Conrad Black makes new friends in jail

LAST UPDATED AT 08:57 ON Tue 3 Mar 2009

Conrad Black, the disgraced former publisher of the Daily Telegraph and now prisoner number 18330-424 at the Coleman correctional facility in Florida, claims life in jail has its benefits: he is learning to play the piano, which his mother never allowed him to do as a child, there are fewer intrusions than there are in the outside world, and he gets to have his coffee "well-made by Colombian fellow residents".

To mark his first year inside for corporate fraud and obstruction of justice - there are still another five and a half to go - Lord Black of Crossharbour wrote a long email describing his day to the National Post, the Canadian paper he founded and then lost as his media empire imploded.
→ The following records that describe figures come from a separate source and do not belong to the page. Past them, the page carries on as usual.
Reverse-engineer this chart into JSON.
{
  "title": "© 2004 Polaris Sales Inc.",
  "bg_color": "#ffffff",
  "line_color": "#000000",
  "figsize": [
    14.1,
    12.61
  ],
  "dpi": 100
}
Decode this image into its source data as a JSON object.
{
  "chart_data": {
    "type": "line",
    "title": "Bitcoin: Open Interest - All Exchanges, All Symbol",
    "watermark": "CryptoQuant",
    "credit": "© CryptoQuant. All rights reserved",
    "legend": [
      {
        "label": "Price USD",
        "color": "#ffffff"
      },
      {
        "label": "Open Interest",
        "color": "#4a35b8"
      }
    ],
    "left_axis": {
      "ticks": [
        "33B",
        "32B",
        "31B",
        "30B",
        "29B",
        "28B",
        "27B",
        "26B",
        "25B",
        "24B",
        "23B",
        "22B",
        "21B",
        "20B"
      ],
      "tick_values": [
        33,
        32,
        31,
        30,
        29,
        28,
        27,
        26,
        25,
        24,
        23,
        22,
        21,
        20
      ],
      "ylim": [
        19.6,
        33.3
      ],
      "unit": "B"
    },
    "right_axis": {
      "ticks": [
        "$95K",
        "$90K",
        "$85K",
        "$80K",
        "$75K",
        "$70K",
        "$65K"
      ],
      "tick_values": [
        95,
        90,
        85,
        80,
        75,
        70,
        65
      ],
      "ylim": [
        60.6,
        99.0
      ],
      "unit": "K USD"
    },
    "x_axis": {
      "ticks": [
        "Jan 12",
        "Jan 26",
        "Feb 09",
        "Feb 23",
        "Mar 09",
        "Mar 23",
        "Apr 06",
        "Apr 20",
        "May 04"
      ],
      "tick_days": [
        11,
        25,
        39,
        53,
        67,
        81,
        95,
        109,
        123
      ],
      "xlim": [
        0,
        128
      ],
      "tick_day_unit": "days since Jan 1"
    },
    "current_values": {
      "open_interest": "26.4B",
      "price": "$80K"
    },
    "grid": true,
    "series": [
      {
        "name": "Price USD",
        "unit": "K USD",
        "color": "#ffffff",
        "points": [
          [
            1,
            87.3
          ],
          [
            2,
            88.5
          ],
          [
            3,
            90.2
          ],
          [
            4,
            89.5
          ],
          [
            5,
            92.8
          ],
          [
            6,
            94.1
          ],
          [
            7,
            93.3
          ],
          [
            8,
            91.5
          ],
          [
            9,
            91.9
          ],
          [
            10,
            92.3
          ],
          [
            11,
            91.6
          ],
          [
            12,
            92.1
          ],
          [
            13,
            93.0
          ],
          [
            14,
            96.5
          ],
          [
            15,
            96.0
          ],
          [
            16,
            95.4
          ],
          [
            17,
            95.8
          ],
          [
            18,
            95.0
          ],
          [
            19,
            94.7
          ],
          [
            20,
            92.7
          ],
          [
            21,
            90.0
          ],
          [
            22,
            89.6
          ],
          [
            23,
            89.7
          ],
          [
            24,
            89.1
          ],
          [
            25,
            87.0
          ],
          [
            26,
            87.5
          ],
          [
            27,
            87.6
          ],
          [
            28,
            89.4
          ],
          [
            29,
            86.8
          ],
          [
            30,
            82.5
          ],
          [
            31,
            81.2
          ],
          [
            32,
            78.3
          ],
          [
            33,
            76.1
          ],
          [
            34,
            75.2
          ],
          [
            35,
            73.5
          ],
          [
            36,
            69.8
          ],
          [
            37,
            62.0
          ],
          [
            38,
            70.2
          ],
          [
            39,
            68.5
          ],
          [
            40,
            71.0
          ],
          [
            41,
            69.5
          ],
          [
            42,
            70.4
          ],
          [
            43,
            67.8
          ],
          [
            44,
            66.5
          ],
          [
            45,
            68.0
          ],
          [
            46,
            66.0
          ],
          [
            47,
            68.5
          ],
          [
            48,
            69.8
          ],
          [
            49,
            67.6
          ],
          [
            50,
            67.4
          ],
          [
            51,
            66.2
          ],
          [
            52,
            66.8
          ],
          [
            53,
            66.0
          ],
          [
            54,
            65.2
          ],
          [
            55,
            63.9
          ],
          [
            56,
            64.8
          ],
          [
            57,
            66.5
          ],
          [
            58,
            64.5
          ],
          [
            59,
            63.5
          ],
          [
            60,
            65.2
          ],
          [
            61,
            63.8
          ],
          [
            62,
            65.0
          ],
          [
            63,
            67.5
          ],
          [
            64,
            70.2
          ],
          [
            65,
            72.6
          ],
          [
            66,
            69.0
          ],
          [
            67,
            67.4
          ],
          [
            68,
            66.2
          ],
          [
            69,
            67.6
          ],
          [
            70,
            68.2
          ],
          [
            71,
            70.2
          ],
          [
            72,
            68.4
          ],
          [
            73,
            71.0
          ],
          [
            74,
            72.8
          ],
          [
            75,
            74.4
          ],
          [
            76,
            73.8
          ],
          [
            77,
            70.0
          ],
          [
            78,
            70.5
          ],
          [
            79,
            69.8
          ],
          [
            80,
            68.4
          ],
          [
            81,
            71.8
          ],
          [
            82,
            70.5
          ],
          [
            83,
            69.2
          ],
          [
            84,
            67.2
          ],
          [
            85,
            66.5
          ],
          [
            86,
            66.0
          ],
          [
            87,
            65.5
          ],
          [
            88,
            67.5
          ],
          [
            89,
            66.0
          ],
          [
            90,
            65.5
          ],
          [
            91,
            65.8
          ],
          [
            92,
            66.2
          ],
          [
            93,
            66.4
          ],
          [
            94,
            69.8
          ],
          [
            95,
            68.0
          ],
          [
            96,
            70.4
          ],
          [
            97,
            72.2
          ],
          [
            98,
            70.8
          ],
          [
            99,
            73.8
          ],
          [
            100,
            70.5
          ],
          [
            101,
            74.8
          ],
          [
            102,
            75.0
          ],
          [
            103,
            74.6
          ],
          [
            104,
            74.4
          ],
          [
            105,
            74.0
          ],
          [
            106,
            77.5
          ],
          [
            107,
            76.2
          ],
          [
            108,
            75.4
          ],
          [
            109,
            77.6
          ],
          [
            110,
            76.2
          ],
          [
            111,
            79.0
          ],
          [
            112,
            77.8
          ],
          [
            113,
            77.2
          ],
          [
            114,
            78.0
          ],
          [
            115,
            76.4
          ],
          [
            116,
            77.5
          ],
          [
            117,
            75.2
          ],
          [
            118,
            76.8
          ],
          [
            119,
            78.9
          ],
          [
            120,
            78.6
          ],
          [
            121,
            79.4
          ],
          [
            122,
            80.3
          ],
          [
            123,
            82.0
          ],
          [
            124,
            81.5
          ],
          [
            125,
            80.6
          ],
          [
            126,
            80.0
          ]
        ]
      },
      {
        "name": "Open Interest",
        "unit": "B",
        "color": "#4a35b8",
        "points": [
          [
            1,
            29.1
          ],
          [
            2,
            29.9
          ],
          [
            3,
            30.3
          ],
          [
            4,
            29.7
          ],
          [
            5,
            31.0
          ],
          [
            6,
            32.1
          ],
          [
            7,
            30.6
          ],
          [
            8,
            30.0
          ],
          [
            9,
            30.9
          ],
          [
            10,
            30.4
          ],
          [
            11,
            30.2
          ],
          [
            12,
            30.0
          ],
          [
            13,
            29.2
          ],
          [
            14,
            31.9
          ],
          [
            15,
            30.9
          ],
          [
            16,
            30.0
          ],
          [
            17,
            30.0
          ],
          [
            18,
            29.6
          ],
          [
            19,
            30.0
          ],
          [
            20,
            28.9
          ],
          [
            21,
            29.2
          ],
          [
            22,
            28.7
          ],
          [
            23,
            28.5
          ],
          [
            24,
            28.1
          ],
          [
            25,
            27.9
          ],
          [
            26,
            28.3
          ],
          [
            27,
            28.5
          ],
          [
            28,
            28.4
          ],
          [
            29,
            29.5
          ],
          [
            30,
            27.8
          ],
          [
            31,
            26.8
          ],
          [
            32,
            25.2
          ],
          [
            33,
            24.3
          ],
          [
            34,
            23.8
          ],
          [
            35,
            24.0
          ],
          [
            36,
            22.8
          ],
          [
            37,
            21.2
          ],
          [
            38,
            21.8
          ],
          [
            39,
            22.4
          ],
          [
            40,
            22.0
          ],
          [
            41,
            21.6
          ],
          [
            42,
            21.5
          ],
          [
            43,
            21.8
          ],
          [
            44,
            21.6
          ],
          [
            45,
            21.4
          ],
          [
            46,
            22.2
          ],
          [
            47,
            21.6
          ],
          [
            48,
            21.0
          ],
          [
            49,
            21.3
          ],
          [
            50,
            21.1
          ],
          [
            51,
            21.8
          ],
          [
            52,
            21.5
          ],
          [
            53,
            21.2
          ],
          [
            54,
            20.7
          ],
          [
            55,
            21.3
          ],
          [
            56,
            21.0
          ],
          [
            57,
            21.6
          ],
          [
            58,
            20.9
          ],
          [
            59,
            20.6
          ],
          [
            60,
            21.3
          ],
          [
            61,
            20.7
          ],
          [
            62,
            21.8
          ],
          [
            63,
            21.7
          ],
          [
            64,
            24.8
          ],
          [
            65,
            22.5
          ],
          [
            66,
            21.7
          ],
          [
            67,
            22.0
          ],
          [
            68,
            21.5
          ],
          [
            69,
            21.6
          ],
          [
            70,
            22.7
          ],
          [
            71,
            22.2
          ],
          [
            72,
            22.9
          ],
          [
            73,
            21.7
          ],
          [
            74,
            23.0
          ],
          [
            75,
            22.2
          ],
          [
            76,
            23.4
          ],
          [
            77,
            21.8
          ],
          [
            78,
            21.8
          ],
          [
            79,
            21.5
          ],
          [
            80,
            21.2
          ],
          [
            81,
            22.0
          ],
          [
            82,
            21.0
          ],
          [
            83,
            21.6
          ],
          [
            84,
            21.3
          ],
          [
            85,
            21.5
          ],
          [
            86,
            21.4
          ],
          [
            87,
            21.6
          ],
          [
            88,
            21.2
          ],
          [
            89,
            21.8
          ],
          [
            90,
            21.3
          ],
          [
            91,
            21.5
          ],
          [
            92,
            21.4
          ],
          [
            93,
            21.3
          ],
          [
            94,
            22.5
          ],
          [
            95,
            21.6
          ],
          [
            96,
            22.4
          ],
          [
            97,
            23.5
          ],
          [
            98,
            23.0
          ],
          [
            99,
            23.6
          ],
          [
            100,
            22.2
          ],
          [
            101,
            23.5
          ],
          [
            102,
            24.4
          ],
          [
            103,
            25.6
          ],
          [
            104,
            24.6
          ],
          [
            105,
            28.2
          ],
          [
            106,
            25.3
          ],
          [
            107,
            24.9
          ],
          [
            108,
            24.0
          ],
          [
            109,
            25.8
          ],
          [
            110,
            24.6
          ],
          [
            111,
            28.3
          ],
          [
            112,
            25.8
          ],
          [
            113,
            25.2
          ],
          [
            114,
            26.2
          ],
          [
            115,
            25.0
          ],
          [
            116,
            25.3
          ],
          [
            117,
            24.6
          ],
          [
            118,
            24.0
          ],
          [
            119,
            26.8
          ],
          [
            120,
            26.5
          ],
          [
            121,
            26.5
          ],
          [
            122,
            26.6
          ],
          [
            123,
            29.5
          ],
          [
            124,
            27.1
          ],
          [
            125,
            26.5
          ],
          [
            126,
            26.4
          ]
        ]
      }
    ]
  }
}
"I get up just after 7am except on the weekends and holidays, when it is possible to sleep in," writes Black. "I eat some granola and go to my workplace where I tutor high school-leaving candidates, one-on-one, though sometimes I have to deal with up to four at a time, around my desk, and talk with fellow tutors and other convivial people.

"I lunch around 11am with friends from education, work on e-mails, play the piano for 30 to 60 minutes, return to my tutoring tasks by 1pm, return to my unit at 3pm, deal with more e-mails, rest from 4 to 6pm, eat dinner in the unit then, and go for a walk in the compound or recreation yard for a couple of hours, drinking coffee well-made by Colombian fellow residents, and come back into the residence about 8:30pm, deal with e-mails and whatever, have my shower etc., around midnight, read until 1-1:30 a.m. and go to sleep. On the weekends it is pretty open."

Black, 64, who converted to Roman Catholicism soon after buying the Daily Telegraph, says he continues to pray and attend Mass. He also claims that life in prison is conducive to intellectual pursuits. "In some respects, there is less intrusion here of the irritations of daily life than on the outside," he says.

He does not mention his wife Barbara Amiel, who now divides her time between their homes in Toronto and Palm Beach, Florida, from where she is able to visit him. Nor does he mention George Bush's failure to pardon him before the end of his presidency. But he does have something to say about his former business partner David Radler who, in return for testifying against Black, is already free after spending only 10 months in jail: "We apparently have different values, and I would not change places with him."